The collapse of the Fundão dam in the southeast of the country resulted in a massive mudslide, killing 19 people.
It also significantly polluted the Rio Doce River, risking the waterway’s route to the Atlantic Ocean.
It needed to be clear how much each corporation was expected to pay.
Judge Vinicius Cobucci ruled that the firms were accountable for “moral damages,” or non-material harm, such as emotional distress experienced by people touched by the occurrence.
Mining Giants Told To Pay $9.7bn Over Brazil Dam Disaster
He further stated that the money, adjusted for inflation since 2015, will be placed in a state fund and used for projects and initiatives in the area affected by the dam collapse.
State and federal public prosecutors filed a civil action, and the ruling was in response.
Vale told the BBC that it had not been informed of the verdict.
The company also stated that as of December last year, the Renova Foundation, which the firms have been utilising to make compensation payments, had handed out 34.7 billion reais.

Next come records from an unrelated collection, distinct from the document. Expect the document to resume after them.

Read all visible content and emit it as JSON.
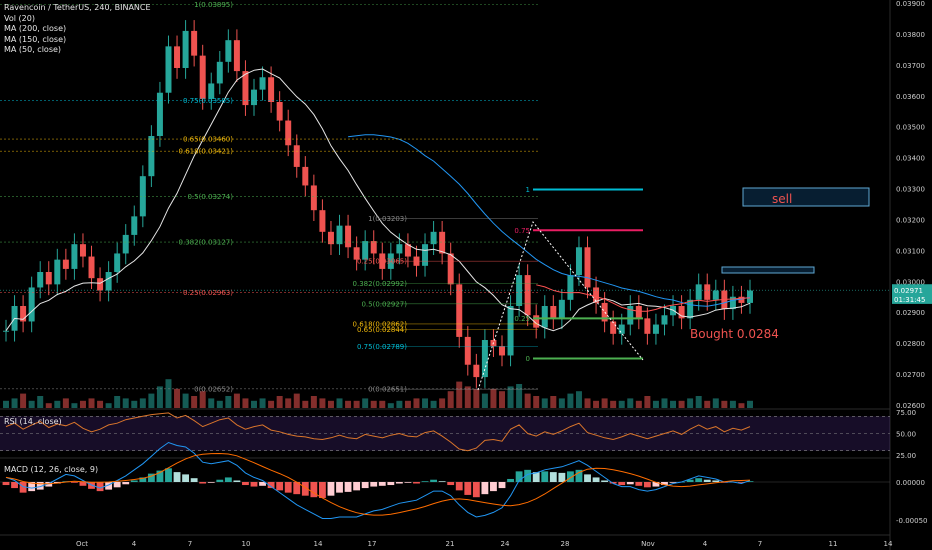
{
  "legend": {
    "title": "Ravencoin / TetherUS, 240, BINANCE",
    "vol": "Vol (20)",
    "ma200": "MA (200, close)",
    "ma150": "MA (150, close)",
    "ma50": "MA (50, close)"
  },
  "panes": {
    "rsi_label": "RSI (14, close)",
    "macd_label": "MACD (12, 26, close, 9)"
  },
  "colors": {
    "up": "#26a69a",
    "down": "#ef5350",
    "fib_green": "#4caf50",
    "fib_cyan": "#00bcd4",
    "fib_yellow": "#f0b90b",
    "fib_red": "#ef5350",
    "annotation_red": "#ef5350",
    "annotation_blue": "#5fa8d3",
    "rsi_line": "#d9752b",
    "macd_line": "#2196f3",
    "signal_line": "#ff6d00",
    "ma_white": "#e6e6e6",
    "ma_blue": "#2196f3",
    "ma_red": "#ff5252"
  },
  "chart_data": {
    "type": "candlestick",
    "pair": "RVN/USDT",
    "interval": "240",
    "exchange": "BINANCE",
    "x_ticks": [
      "Oct",
      "4",
      "7",
      "10",
      "14",
      "17",
      "21",
      "24",
      "28",
      "Nov",
      "4",
      "7",
      "11",
      "14"
    ],
    "y_ticks": [
      "0.03900",
      "0.03800",
      "0.03700",
      "0.03600",
      "0.03500",
      "0.03400",
      "0.03300",
      "0.03200",
      "0.03100",
      "0.03000",
      "0.02900",
      "0.02800",
      "0.02700",
      "0.02600"
    ],
    "ylim": [
      0.0259,
      0.0391
    ],
    "price_labels": [
      {
        "text": "0.02971",
        "price": 0.02971,
        "color": "#26a69a"
      },
      {
        "text": "01:31:45",
        "price": 0.02943,
        "color": "#26a69a"
      }
    ],
    "close_series": [
      0.0284,
      0.0292,
      0.0287,
      0.0298,
      0.0303,
      0.0299,
      0.0307,
      0.0304,
      0.0312,
      0.0308,
      0.0301,
      0.0297,
      0.0303,
      0.0309,
      0.0315,
      0.0321,
      0.0334,
      0.0347,
      0.0361,
      0.0376,
      0.0369,
      0.0381,
      0.0373,
      0.0359,
      0.0364,
      0.0371,
      0.0378,
      0.0368,
      0.0357,
      0.0362,
      0.0366,
      0.0358,
      0.0352,
      0.0344,
      0.0337,
      0.0331,
      0.0323,
      0.0316,
      0.0312,
      0.0318,
      0.0311,
      0.0307,
      0.0313,
      0.0309,
      0.0304,
      0.0309,
      0.0312,
      0.0308,
      0.0305,
      0.0312,
      0.0316,
      0.0309,
      0.0299,
      0.0282,
      0.0273,
      0.0269,
      0.0281,
      0.0279,
      0.0276,
      0.0292,
      0.0302,
      0.0289,
      0.0285,
      0.0292,
      0.0288,
      0.0294,
      0.0302,
      0.0311,
      0.0298,
      0.0293,
      0.0287,
      0.0283,
      0.0286,
      0.0292,
      0.0288,
      0.0283,
      0.0286,
      0.0289,
      0.0292,
      0.0288,
      0.0294,
      0.0299,
      0.0294,
      0.0297,
      0.0291,
      0.0295,
      0.0293,
      0.0297
    ],
    "fib_left": [
      {
        "label": "1(0.03895)",
        "price": 0.03895,
        "color": "#4caf50"
      },
      {
        "label": "0.75(0.03585)",
        "price": 0.03585,
        "color": "#00bcd4"
      },
      {
        "label": "0.65(0.03460)",
        "price": 0.0346,
        "color": "#f0b90b"
      },
      {
        "label": "0.618(0.03421)",
        "price": 0.03421,
        "color": "#f0b90b"
      },
      {
        "label": "0.5(0.03274)",
        "price": 0.03274,
        "color": "#4caf50"
      },
      {
        "label": "0.382(0.03127)",
        "price": 0.03127,
        "color": "#4caf50"
      },
      {
        "label": "0.25(0.02963)",
        "price": 0.02963,
        "color": "#ef5350"
      },
      {
        "label": "0(0.02652)",
        "price": 0.02652,
        "color": "#888888"
      }
    ],
    "fib_right": [
      {
        "label": "1(0.03203)",
        "price": 0.03203,
        "color": "#888888"
      },
      {
        "label": "0.25(0.03065)",
        "price": 0.03065,
        "color": "#ef5350"
      },
      {
        "label": "0.382(0.02992)",
        "price": 0.02992,
        "color": "#4caf50"
      },
      {
        "label": "0.5(0.02927)",
        "price": 0.02927,
        "color": "#4caf50"
      },
      {
        "label": "0.618(0.02862)",
        "price": 0.02862,
        "color": "#f0b90b"
      },
      {
        "label": "0.65(0.02844)",
        "price": 0.02844,
        "color": "#f0b90b"
      },
      {
        "label": "0.75(0.02789)",
        "price": 0.02789,
        "color": "#00bcd4"
      },
      {
        "label": "0(0.02651)",
        "price": 0.02651,
        "color": "#888888"
      }
    ],
    "fib_small": [
      {
        "label": "1",
        "price": 0.03297,
        "color": "#00bcd4"
      },
      {
        "label": "0.75",
        "price": 0.03165,
        "color": "#e91e63"
      },
      {
        "label": "0.25",
        "price": 0.0288,
        "color": "#4caf50"
      },
      {
        "label": "0",
        "price": 0.0275,
        "color": "#4caf50"
      }
    ],
    "annotations": [
      {
        "text": "sell",
        "color": "#ef5350"
      },
      {
        "text": "Bought 0.0284",
        "color": "#ef5350"
      }
    ],
    "rsi": {
      "levels": [
        70,
        50,
        30
      ],
      "tick_labels": [
        "75.00",
        "50.00",
        "25.00"
      ],
      "values": [
        58,
        62,
        55,
        60,
        64,
        57,
        61,
        59,
        63,
        56,
        52,
        55,
        60,
        62,
        66,
        68,
        70,
        72,
        73,
        74,
        68,
        71,
        65,
        58,
        62,
        66,
        68,
        60,
        55,
        58,
        60,
        54,
        52,
        49,
        47,
        46,
        44,
        43,
        45,
        48,
        45,
        44,
        49,
        47,
        45,
        48,
        50,
        47,
        46,
        51,
        53,
        47,
        40,
        32,
        30,
        33,
        42,
        43,
        41,
        55,
        60,
        50,
        47,
        52,
        49,
        53,
        58,
        62,
        51,
        48,
        45,
        43,
        46,
        50,
        47,
        44,
        47,
        50,
        53,
        49,
        55,
        60,
        55,
        58,
        52,
        56,
        54,
        58
      ]
    },
    "macd": {
      "tick_labels": [
        "0.00000",
        "-0.00050"
      ],
      "histogram": [
        -4e-05,
        -8e-05,
        -0.00014,
        -0.00012,
        -0.0001,
        -6e-05,
        -2e-05,
        1e-05,
        -1e-05,
        -5e-05,
        -9e-05,
        -0.00012,
        -0.0001,
        -7e-05,
        -3e-05,
        2e-05,
        6e-05,
        0.00011,
        0.00015,
        0.00018,
        0.00013,
        0.0001,
        5e-05,
        -2e-05,
        -1e-05,
        3e-05,
        6e-05,
        2e-05,
        -4e-05,
        -6e-05,
        -5e-05,
        -8e-05,
        -0.00011,
        -0.00014,
        -0.00016,
        -0.00018,
        -0.0002,
        -0.00021,
        -0.00018,
        -0.00014,
        -0.00013,
        -0.00011,
        -8e-05,
        -6e-05,
        -5e-05,
        -4e-05,
        -2e-05,
        -1e-05,
        -2e-05,
        1e-05,
        3e-05,
        1e-05,
        -4e-05,
        -0.00011,
        -0.00017,
        -0.0002,
        -0.00016,
        -0.00012,
        -8e-05,
        4e-05,
        0.00014,
        0.00016,
        0.00013,
        0.00014,
        0.00013,
        0.00012,
        0.00014,
        0.00016,
        0.0001,
        6e-05,
        2e-05,
        -2e-05,
        -4e-05,
        -3e-05,
        -5e-05,
        -7e-05,
        -6e-05,
        -4e-05,
        -1e-05,
        0.0,
        3e-05,
        5e-05,
        3e-05,
        2e-05,
        -1e-05,
        0.0,
        -1e-05,
        1e-05
      ],
      "macd_line": [
        6e-05,
        2e-05,
        -6e-05,
        -8e-05,
        -6e-05,
        -2e-05,
        4e-05,
        0.0001,
        8e-05,
        2e-05,
        -4e-05,
        -8e-05,
        -4e-05,
        2e-05,
        8e-05,
        0.00016,
        0.00024,
        0.00034,
        0.00044,
        0.00052,
        0.00048,
        0.00046,
        0.00038,
        0.00026,
        0.00024,
        0.00026,
        0.00028,
        0.00022,
        0.00012,
        6e-05,
        2e-05,
        -6e-05,
        -0.00014,
        -0.00022,
        -0.0003,
        -0.00036,
        -0.00042,
        -0.00048,
        -0.00048,
        -0.00046,
        -0.00046,
        -0.00046,
        -0.00042,
        -0.00038,
        -0.00036,
        -0.00032,
        -0.00028,
        -0.00026,
        -0.00024,
        -0.00018,
        -0.00012,
        -0.00012,
        -0.00018,
        -0.0003,
        -0.0004,
        -0.00046,
        -0.00044,
        -0.0004,
        -0.00034,
        -0.00018,
        2e-05,
        0.0001,
        0.00012,
        0.00016,
        0.00018,
        0.0002,
        0.00024,
        0.00028,
        0.00022,
        0.00014,
        6e-05,
        -2e-05,
        -6e-05,
        -6e-05,
        -0.0001,
        -0.00012,
        -0.0001,
        -6e-05,
        -2e-05,
        0.0,
        4e-05,
        8e-05,
        6e-05,
        4e-05,
        0.0,
        0.0,
        -2e-05,
        2e-05
      ]
    },
    "volume": [
      3,
      4,
      6,
      3,
      5,
      2,
      3,
      4,
      2,
      3,
      4,
      3,
      2,
      5,
      4,
      3,
      4,
      6,
      9,
      12,
      8,
      6,
      5,
      7,
      4,
      3,
      5,
      6,
      4,
      3,
      4,
      3,
      5,
      4,
      6,
      3,
      5,
      4,
      3,
      4,
      3,
      3,
      4,
      3,
      3,
      2,
      3,
      3,
      4,
      4,
      3,
      4,
      7,
      11,
      9,
      8,
      6,
      8,
      7,
      9,
      10,
      6,
      5,
      4,
      5,
      4,
      6,
      7,
      4,
      3,
      4,
      3,
      3,
      4,
      3,
      5,
      3,
      4,
      3,
      3,
      4,
      5,
      3,
      4,
      3,
      3,
      2,
      3
    ]
  }
}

BHP did not immediately respond to the BBC’s requests for comment. Samarco declined to comment.
The ruling empowers the companies to appeal the outcome.
Samarco is a 50-50 joint venture between Australian mining company BHP Billiton and Brazilian Vale.

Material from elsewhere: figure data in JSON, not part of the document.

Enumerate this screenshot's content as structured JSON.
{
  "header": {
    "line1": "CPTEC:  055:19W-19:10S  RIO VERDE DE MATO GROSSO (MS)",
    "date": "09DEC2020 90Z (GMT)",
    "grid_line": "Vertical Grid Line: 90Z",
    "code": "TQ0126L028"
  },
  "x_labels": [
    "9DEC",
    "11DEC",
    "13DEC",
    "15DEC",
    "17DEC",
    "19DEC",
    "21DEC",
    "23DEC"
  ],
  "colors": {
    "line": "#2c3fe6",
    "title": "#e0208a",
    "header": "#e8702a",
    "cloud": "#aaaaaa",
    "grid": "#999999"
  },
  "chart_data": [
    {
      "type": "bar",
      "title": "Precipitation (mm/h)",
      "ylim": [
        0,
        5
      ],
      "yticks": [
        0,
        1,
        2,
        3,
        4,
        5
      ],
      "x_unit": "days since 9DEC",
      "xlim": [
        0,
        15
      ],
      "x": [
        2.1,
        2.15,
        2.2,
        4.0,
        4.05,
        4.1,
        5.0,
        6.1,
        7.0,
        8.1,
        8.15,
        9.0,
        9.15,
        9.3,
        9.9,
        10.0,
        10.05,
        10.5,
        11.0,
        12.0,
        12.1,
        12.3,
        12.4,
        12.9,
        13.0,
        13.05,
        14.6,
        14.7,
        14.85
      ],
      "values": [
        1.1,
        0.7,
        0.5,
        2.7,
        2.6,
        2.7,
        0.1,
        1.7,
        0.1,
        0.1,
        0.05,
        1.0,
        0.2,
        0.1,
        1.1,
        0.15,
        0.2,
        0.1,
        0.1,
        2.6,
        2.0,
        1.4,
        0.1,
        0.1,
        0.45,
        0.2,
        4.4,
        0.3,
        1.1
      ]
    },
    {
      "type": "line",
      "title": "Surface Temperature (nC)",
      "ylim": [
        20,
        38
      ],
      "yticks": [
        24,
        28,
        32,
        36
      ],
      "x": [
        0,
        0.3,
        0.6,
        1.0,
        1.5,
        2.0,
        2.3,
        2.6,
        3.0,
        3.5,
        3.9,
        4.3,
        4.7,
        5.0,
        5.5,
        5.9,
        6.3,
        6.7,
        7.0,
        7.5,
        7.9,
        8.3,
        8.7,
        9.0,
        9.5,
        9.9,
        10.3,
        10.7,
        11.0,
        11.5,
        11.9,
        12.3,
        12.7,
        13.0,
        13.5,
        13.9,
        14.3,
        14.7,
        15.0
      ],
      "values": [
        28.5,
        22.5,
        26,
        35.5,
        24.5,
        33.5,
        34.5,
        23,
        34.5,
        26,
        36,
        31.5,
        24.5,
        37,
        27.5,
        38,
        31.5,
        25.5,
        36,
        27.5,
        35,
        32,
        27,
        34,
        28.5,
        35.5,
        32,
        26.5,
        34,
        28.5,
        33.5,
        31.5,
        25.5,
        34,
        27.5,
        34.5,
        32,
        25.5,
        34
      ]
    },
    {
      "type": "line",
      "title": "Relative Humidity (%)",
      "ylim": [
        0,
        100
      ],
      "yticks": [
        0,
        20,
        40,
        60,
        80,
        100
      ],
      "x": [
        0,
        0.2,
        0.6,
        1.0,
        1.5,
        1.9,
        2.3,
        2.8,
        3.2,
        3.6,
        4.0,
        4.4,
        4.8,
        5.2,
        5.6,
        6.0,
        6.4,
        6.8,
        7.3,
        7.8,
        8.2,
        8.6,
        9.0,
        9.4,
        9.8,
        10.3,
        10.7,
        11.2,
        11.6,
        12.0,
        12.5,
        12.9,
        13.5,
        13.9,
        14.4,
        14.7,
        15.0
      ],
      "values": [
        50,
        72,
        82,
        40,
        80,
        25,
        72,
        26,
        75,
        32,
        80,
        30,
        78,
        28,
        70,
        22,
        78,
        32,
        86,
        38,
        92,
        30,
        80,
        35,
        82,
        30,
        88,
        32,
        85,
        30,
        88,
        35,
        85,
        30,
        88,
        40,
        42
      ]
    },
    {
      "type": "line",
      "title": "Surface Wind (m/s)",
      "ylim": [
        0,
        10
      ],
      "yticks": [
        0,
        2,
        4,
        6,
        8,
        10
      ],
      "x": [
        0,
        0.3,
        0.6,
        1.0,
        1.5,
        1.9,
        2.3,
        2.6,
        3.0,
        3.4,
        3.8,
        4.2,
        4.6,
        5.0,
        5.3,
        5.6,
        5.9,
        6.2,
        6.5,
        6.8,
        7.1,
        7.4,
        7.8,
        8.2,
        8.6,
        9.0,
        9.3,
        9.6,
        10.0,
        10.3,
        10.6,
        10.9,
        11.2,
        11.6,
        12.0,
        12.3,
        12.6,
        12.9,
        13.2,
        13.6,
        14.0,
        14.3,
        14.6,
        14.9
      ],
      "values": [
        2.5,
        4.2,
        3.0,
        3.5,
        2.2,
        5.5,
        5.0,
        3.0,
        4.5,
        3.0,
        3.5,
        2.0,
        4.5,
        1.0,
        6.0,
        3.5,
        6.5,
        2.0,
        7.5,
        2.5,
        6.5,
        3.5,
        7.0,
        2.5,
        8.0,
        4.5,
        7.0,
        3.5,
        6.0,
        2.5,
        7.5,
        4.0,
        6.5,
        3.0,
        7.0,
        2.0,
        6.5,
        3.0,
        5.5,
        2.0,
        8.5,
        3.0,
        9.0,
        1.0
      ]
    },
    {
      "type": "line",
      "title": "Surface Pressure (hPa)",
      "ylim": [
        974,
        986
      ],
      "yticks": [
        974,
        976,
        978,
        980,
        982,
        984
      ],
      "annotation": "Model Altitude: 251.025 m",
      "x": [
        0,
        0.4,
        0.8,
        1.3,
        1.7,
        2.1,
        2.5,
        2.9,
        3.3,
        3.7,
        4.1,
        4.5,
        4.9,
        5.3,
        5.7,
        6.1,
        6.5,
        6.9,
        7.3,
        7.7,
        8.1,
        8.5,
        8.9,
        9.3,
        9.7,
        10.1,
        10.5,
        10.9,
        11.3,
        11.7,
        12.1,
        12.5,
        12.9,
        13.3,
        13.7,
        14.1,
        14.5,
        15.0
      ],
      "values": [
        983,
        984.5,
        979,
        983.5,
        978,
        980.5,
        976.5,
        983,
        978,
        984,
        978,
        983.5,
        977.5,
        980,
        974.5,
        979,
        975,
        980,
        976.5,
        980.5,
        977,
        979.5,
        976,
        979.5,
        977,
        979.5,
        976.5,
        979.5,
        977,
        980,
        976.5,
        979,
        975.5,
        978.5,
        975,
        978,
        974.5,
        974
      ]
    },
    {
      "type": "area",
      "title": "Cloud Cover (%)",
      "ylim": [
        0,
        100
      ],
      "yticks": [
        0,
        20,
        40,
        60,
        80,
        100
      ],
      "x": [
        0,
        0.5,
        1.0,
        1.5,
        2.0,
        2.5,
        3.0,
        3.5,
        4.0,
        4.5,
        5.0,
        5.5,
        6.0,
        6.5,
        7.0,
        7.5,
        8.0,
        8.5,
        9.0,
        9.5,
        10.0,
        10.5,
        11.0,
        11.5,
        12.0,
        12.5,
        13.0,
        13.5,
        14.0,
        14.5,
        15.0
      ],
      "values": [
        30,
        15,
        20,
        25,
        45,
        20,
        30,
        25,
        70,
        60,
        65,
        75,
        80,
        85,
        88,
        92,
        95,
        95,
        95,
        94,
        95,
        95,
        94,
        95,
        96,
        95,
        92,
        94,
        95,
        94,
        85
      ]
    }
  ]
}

The accident in Minas Gerais state, which also displaced 700 people, is regarded as one of the nation’s biggest environmental disasters.
Mining Giants Told To Pay $9.7bn Over Brazil Dam Disaster
When the dam burst, it unleashed a flood of thick, red, poisonous muck, destroying the settlement of Bento Rodrigues.

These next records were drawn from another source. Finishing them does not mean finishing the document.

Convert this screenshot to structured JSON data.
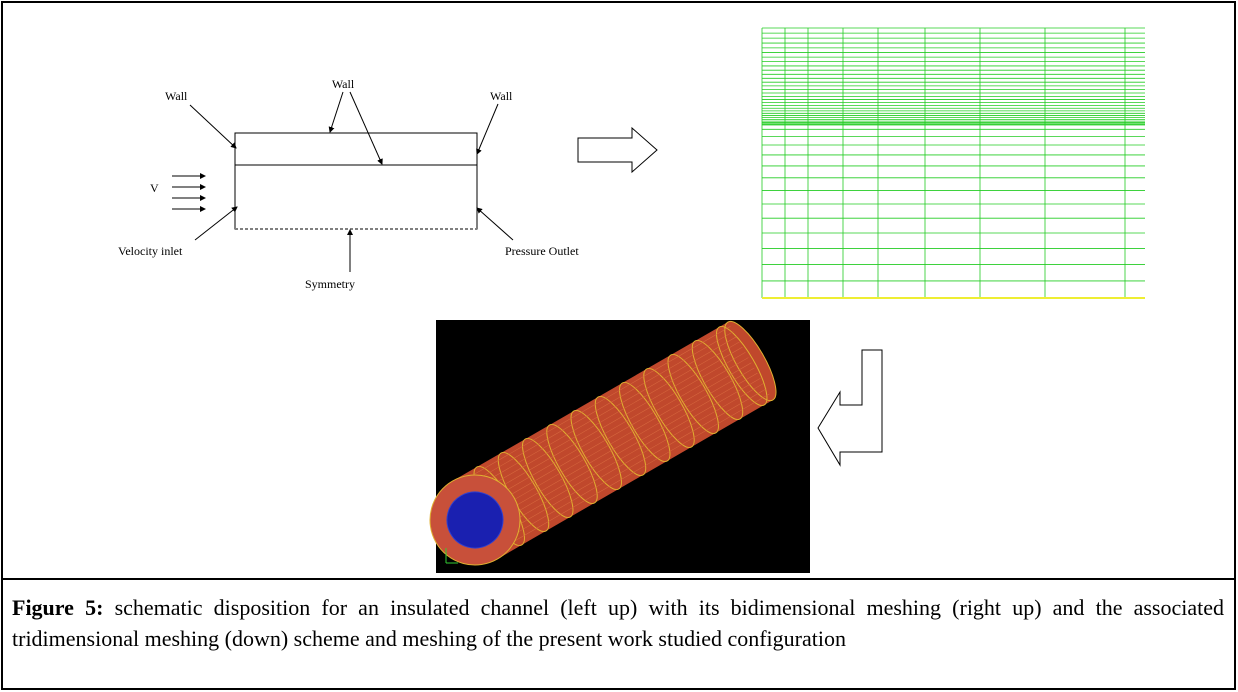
{
  "figure": {
    "schematic": {
      "labels": {
        "wall_left": "Wall",
        "wall_top": "Wall",
        "wall_right": "Wall",
        "velocity": "V",
        "inlet": "Velocity inlet",
        "outlet": "Pressure Outlet",
        "symmetry": "Symmetry"
      }
    },
    "caption": {
      "label": "Figure 5:",
      "text": "schematic disposition for an insulated channel (left up) with its bidimensional meshing (right up) and the associated tridimensional meshing (down) scheme and meshing of the present work studied configuration"
    }
  }
}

It also polluted the Rio Doce River and the Atlantic Ocean 650 kilometres away, destroying animals and contaminating drinking water for hundreds of thousands of people.
A 2016 assessment concluded that design deficiencies caused the dam’s collapse.
The technical analysis that Samarco’s joint owners, BHP and Vale, commissioned did not assign blame for the tragedy.
Dams storing mining waste, known as “tailings,” typically feature walls comprising sand-like particles and clay-like silt.
According to the assessment, a change in the Fundão dam’s design between 2011 and 2012 resulted in inefficient water drainage, leading to its collapse on November 5, 2015.
The sand in the dam walls grew saturated and suddenly began to behave more like a liquid, a process known as “liquefaction”.
Mining Giants Told To Pay $9.7bn Over Brazil Dam Disaster
According to the research, a tiny earthquake on the day the dam broke may have “accelerated” the failure.
The catastrophe prompted considerable scrutiny of the mining industry’s safety policies.
BHP and Vale also face a class action lawsuit in the UK, with over 700,000 claimants.
In January 2019, another Vale-owned tailings dam collapsed in the same state near the town of Brumadinho, killing 270 people.